As Singapore-based property developers deepen their foray into emerging Southeast Asian markets, the opportunities for investment are increasing. Not only are residential projects viable investment options, but commercial and industrial spaces are also added to the mix.
Photo credit: CapitaLand
CapitaLand for example, is investing US$500 million (S$713 million) into commercial property in Vietnam come 2017. They will also be looking into acquiring more residential development sites to add on to the 9 which they have already launched since they established their presence in Vietnam in 1994. Major wealth management funds are indicating interest in investing in Asian real estate and many of these emerging markets are untapped pools of potential.
Photo credit: d1mension.co
One of the most recent developments is a residential project in Ho Chi Minh city named the D1mension, suitably so as it stands on prime district 1 land.
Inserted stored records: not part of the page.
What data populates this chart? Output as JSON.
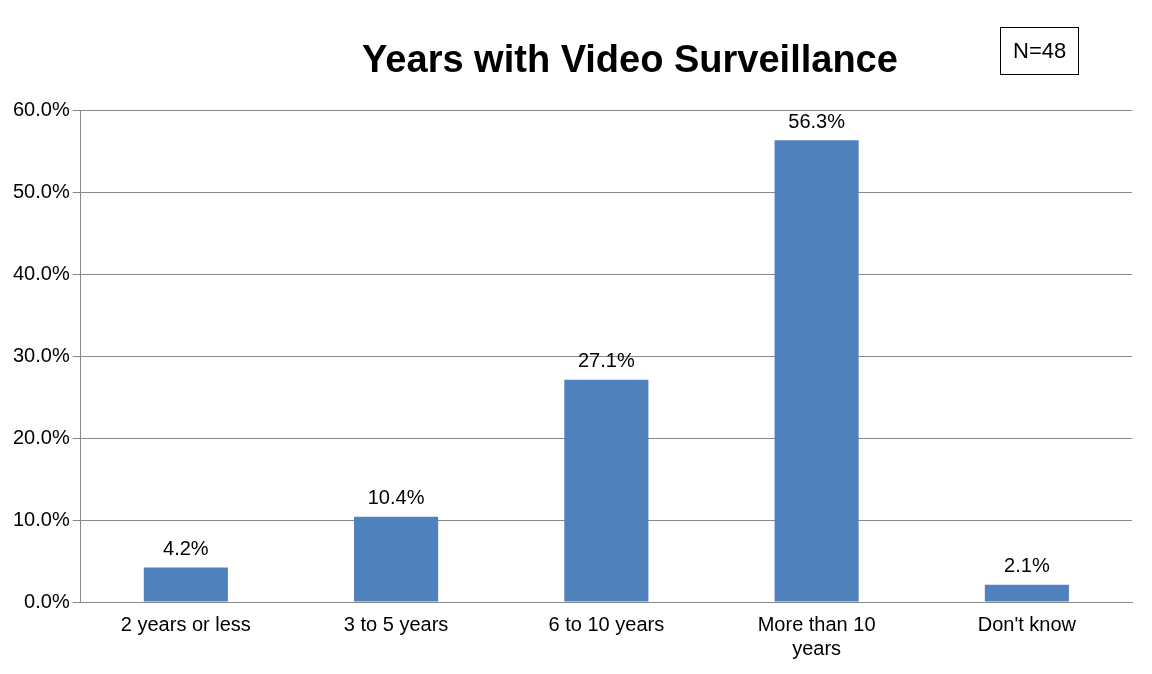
{
  "chart_data": {
    "type": "bar",
    "title": "Years with Video Surveillance",
    "categories": [
      "2 years or less",
      "3 to 5 years",
      "6 to 10 years",
      "More than 10 years",
      "Don't know"
    ],
    "values": [
      4.2,
      10.4,
      27.1,
      56.3,
      2.1
    ],
    "value_labels": [
      "4.2%",
      "10.4%",
      "27.1%",
      "56.3%",
      "2.1%"
    ],
    "color": "#4f81bd",
    "ylim": [
      0,
      60
    ],
    "yticks": [
      {
        "value": 0,
        "label": "0.0%"
      },
      {
        "value": 10,
        "label": "10.0%"
      },
      {
        "value": 20,
        "label": "20.0%"
      },
      {
        "value": 30,
        "label": "30.0%"
      },
      {
        "value": 40,
        "label": "40.0%"
      },
      {
        "value": 50,
        "label": "50.0%"
      },
      {
        "value": 60,
        "label": "60.0%"
      }
    ],
    "grid": "y",
    "annotations": [
      "N=48"
    ]
  }
}
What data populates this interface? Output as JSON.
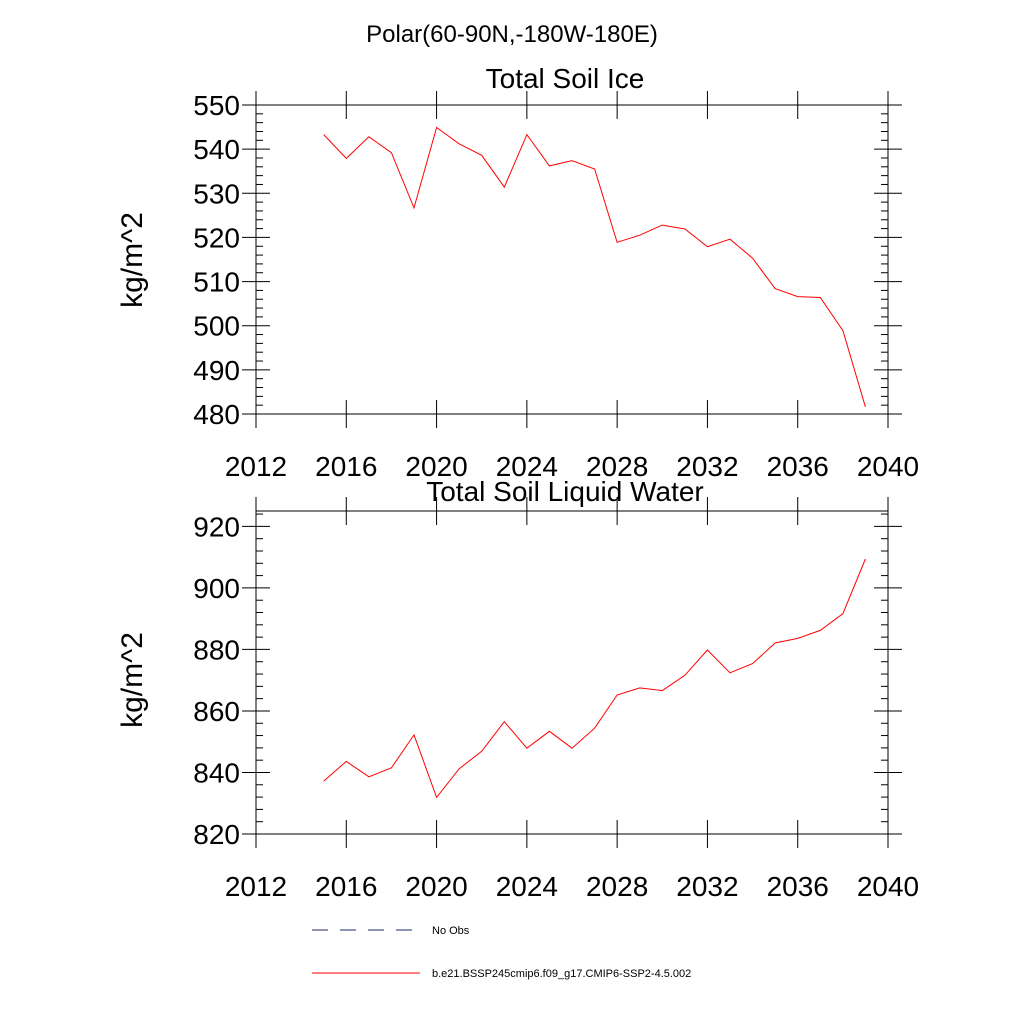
{
  "suptitle": "Polar(60-90N,-180W-180E)",
  "chart_data": [
    {
      "type": "line",
      "title": "Total Soil Ice",
      "xlabel": "",
      "ylabel": "kg/m^2",
      "xlim": [
        2012,
        2040
      ],
      "ylim": [
        480,
        550
      ],
      "xticks": [
        2012,
        2016,
        2020,
        2024,
        2028,
        2032,
        2036,
        2040
      ],
      "yticks": [
        480,
        490,
        500,
        510,
        520,
        530,
        540,
        550
      ],
      "series": [
        {
          "name": "b.e21.BSSP245cmip6.f09_g17.CMIP6-SSP2-4.5.002",
          "color": "#ff0000",
          "x": [
            2015,
            2016,
            2017,
            2018,
            2019,
            2020,
            2021,
            2022,
            2023,
            2024,
            2025,
            2026,
            2027,
            2028,
            2029,
            2030,
            2031,
            2032,
            2033,
            2034,
            2035,
            2036,
            2037,
            2038,
            2039
          ],
          "values": [
            543.3,
            537.9,
            542.8,
            539.2,
            526.7,
            544.9,
            541.2,
            538.6,
            531.4,
            543.3,
            536.2,
            537.4,
            535.5,
            518.9,
            520.5,
            522.8,
            521.9,
            517.9,
            519.6,
            515.3,
            508.4,
            506.6,
            506.4,
            498.9,
            481.6
          ]
        }
      ]
    },
    {
      "type": "line",
      "title": "Total Soil Liquid Water",
      "xlabel": "",
      "ylabel": "kg/m^2",
      "xlim": [
        2012,
        2040
      ],
      "ylim": [
        820,
        925
      ],
      "xticks": [
        2012,
        2016,
        2020,
        2024,
        2028,
        2032,
        2036,
        2040
      ],
      "yticks": [
        820,
        840,
        860,
        880,
        900,
        920
      ],
      "series": [
        {
          "name": "b.e21.BSSP245cmip6.f09_g17.CMIP6-SSP2-4.5.002",
          "color": "#ff0000",
          "x": [
            2015,
            2016,
            2017,
            2018,
            2019,
            2020,
            2021,
            2022,
            2023,
            2024,
            2025,
            2026,
            2027,
            2028,
            2029,
            2030,
            2031,
            2032,
            2033,
            2034,
            2035,
            2036,
            2037,
            2038,
            2039
          ],
          "values": [
            837.2,
            843.6,
            838.6,
            841.5,
            852.2,
            831.9,
            841.2,
            846.9,
            856.5,
            847.9,
            853.4,
            847.9,
            854.4,
            865.2,
            867.5,
            866.6,
            871.6,
            879.8,
            872.4,
            875.4,
            882.1,
            883.6,
            886.2,
            891.6,
            909.4
          ]
        }
      ]
    }
  ],
  "legend": [
    {
      "label": "No Obs",
      "color": "#1f2a6b",
      "style": "dashed"
    },
    {
      "label": "b.e21.BSSP245cmip6.f09_g17.CMIP6-SSP2-4.5.002",
      "color": "#ff0000",
      "style": "solid"
    }
  ]
}
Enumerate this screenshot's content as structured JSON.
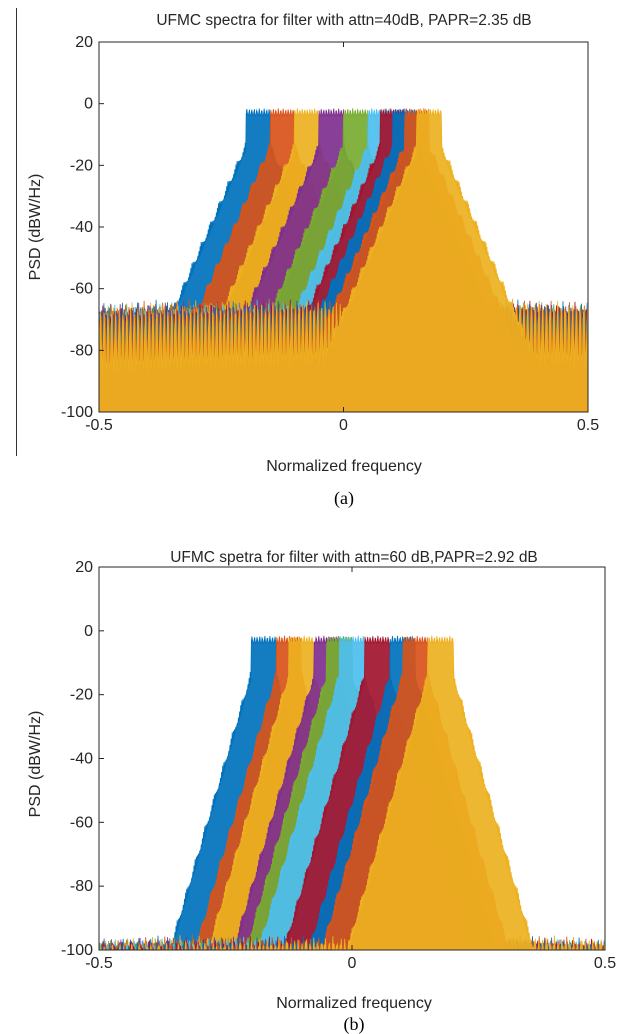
{
  "figure": {
    "captions": [
      "(a)",
      "(b)"
    ]
  },
  "chart_data": [
    {
      "type": "area",
      "title": "UFMC spectra for filter with attn=40dB, PAPR=2.35 dB",
      "xlabel": "Normalized frequency",
      "ylabel": "PSD (dBW/Hz)",
      "xlim": [
        -0.5,
        0.5
      ],
      "ylim": [
        -100,
        20
      ],
      "xticks": [
        "-0.5",
        "0",
        "0.5"
      ],
      "yticks": [
        "20",
        "0",
        "-20",
        "-40",
        "-60",
        "-80",
        "-100"
      ],
      "grid": false,
      "filter_attenuation_db": 40,
      "papr_db": 2.35,
      "noise_floor_db": -80,
      "floor_ripple_db": 18,
      "passband_level_db": 0,
      "series": [
        {
          "color": "#0072BD",
          "center": -0.175,
          "width": 0.05
        },
        {
          "color": "#D95319",
          "center": -0.125,
          "width": 0.05
        },
        {
          "color": "#EDB120",
          "center": -0.075,
          "width": 0.05
        },
        {
          "color": "#7E2F8E",
          "center": -0.025,
          "width": 0.05
        },
        {
          "color": "#77AC30",
          "center": 0.025,
          "width": 0.05
        },
        {
          "color": "#4DBEEE",
          "center": 0.075,
          "width": 0.05
        },
        {
          "color": "#A2142F",
          "center": 0.1,
          "width": 0.05
        },
        {
          "color": "#0072BD",
          "center": 0.125,
          "width": 0.05
        },
        {
          "color": "#D95319",
          "center": 0.15,
          "width": 0.05
        },
        {
          "color": "#EDB120",
          "center": 0.175,
          "width": 0.05
        }
      ]
    },
    {
      "type": "area",
      "title": "UFMC spetra for filter with attn=60 dB,PAPR=2.92 dB",
      "xlabel": "Normalized frequency",
      "ylabel": "PSD (dBW/Hz)",
      "xlim": [
        -0.5,
        0.5
      ],
      "ylim": [
        -100,
        20
      ],
      "xticks": [
        "-0.5",
        "0",
        "0.5"
      ],
      "yticks": [
        "20",
        "0",
        "-20",
        "-40",
        "-60",
        "-80",
        "-100"
      ],
      "grid": false,
      "filter_attenuation_db": 60,
      "papr_db": 2.92,
      "noise_floor_db": -100,
      "floor_ripple_db": 6,
      "passband_level_db": 0,
      "series": [
        {
          "color": "#0072BD",
          "center": -0.175,
          "width": 0.05
        },
        {
          "color": "#D95319",
          "center": -0.125,
          "width": 0.05
        },
        {
          "color": "#EDB120",
          "center": -0.1,
          "width": 0.05
        },
        {
          "color": "#7E2F8E",
          "center": -0.05,
          "width": 0.05
        },
        {
          "color": "#77AC30",
          "center": -0.025,
          "width": 0.05
        },
        {
          "color": "#4DBEEE",
          "center": 0.0,
          "width": 0.05
        },
        {
          "color": "#A2142F",
          "center": 0.05,
          "width": 0.05
        },
        {
          "color": "#0072BD",
          "center": 0.1,
          "width": 0.05
        },
        {
          "color": "#D95319",
          "center": 0.125,
          "width": 0.05
        },
        {
          "color": "#EDB120",
          "center": 0.175,
          "width": 0.05
        }
      ]
    }
  ]
}
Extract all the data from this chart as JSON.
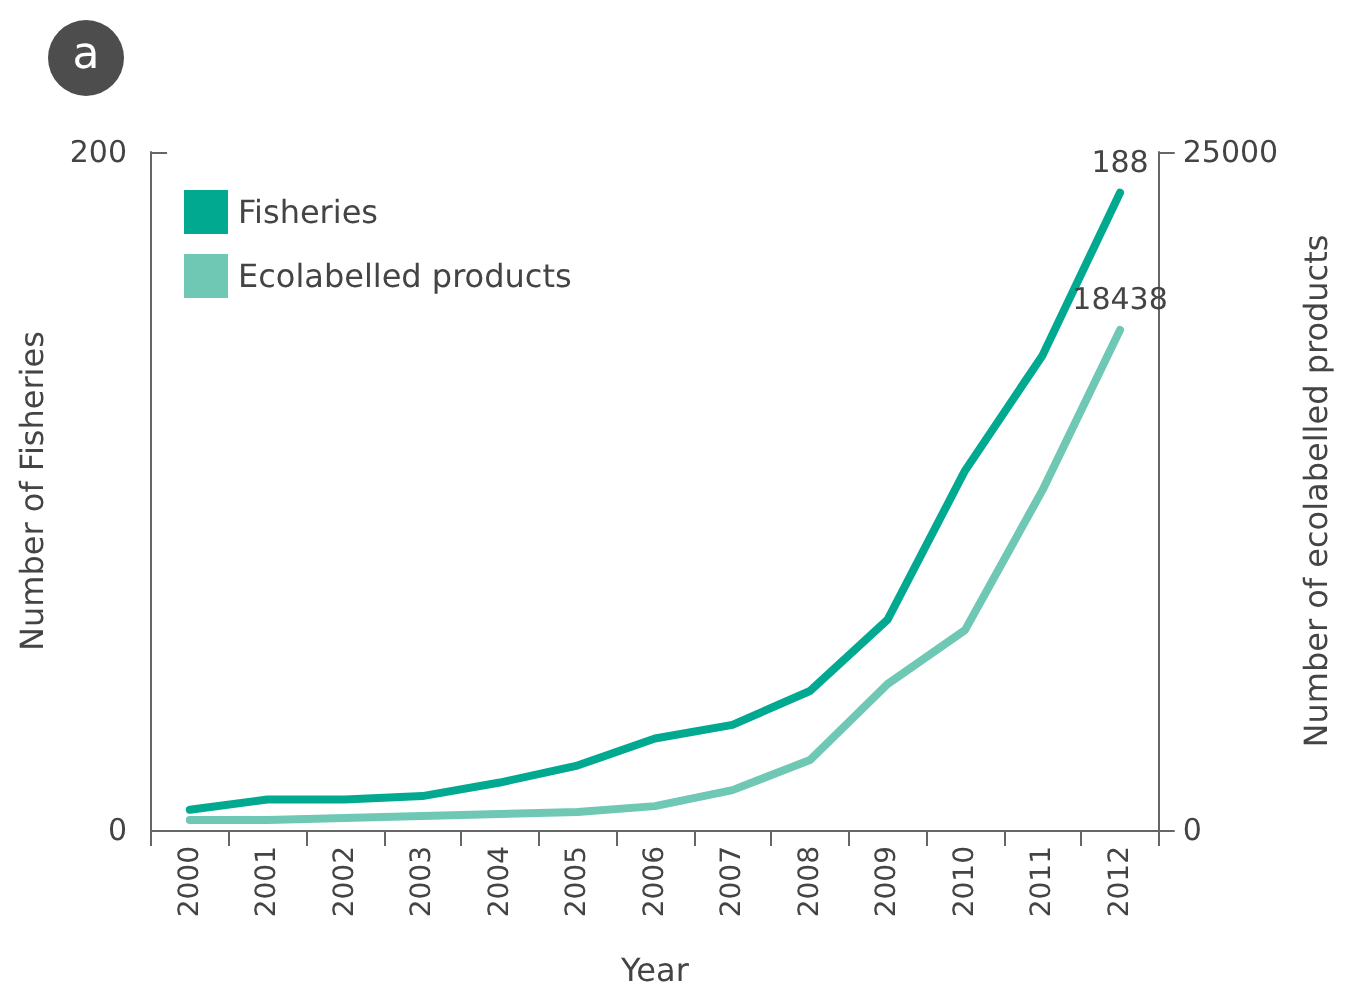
{
  "chart_data": {
    "type": "line",
    "xlabel": "Year",
    "ylabel": "Number of Fisheries",
    "y2label": "Number of ecolabelled products",
    "annotations": [
      "a"
    ],
    "categories": [
      "2000",
      "2001",
      "2002",
      "2003",
      "2004",
      "2005",
      "2006",
      "2007",
      "2008",
      "2009",
      "2010",
      "2011",
      "2012"
    ],
    "series": [
      {
        "name": "Fisheries",
        "color": "#00a98f",
        "values": [
          6,
          9,
          9,
          10,
          14,
          19,
          27,
          31,
          41,
          62,
          106,
          140,
          188
        ],
        "value_labels": [
          null,
          null,
          null,
          null,
          null,
          null,
          null,
          null,
          null,
          null,
          null,
          null,
          "188"
        ]
      },
      {
        "name": "Ecolabelled products",
        "color": "#6fc8b4",
        "axis": "y2",
        "values": [
          370,
          370,
          440,
          520,
          590,
          660,
          880,
          1470,
          2580,
          5380,
          7370,
          12530,
          18438
        ],
        "value_labels": [
          null,
          null,
          null,
          null,
          null,
          null,
          null,
          null,
          null,
          null,
          null,
          null,
          "18438"
        ]
      }
    ],
    "ylim": [
      0,
      200
    ],
    "yticks": [
      0,
      200
    ],
    "y2lim": [
      0,
      25000
    ],
    "y2ticks": [
      0,
      25000
    ],
    "grid": false,
    "legend": "top left",
    "marker": "none",
    "line_style": "solid"
  }
}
The project will consist of a 102-unit residential block as well as a 200-unit serviced apartment block which will be operated under the Somerset brand. More than half of the 30 units launched in the residential tower have already been sold and more will be launched next month. Private residential properties in Vietnam have been selling well as the middle class grows and rapidly. CapitaLand has already sold more than a third of the 1,700 units they have in stock with total sales accumulating to $114 million. The rising suburban class and increased foreign business investment will mean a higher demand for housing.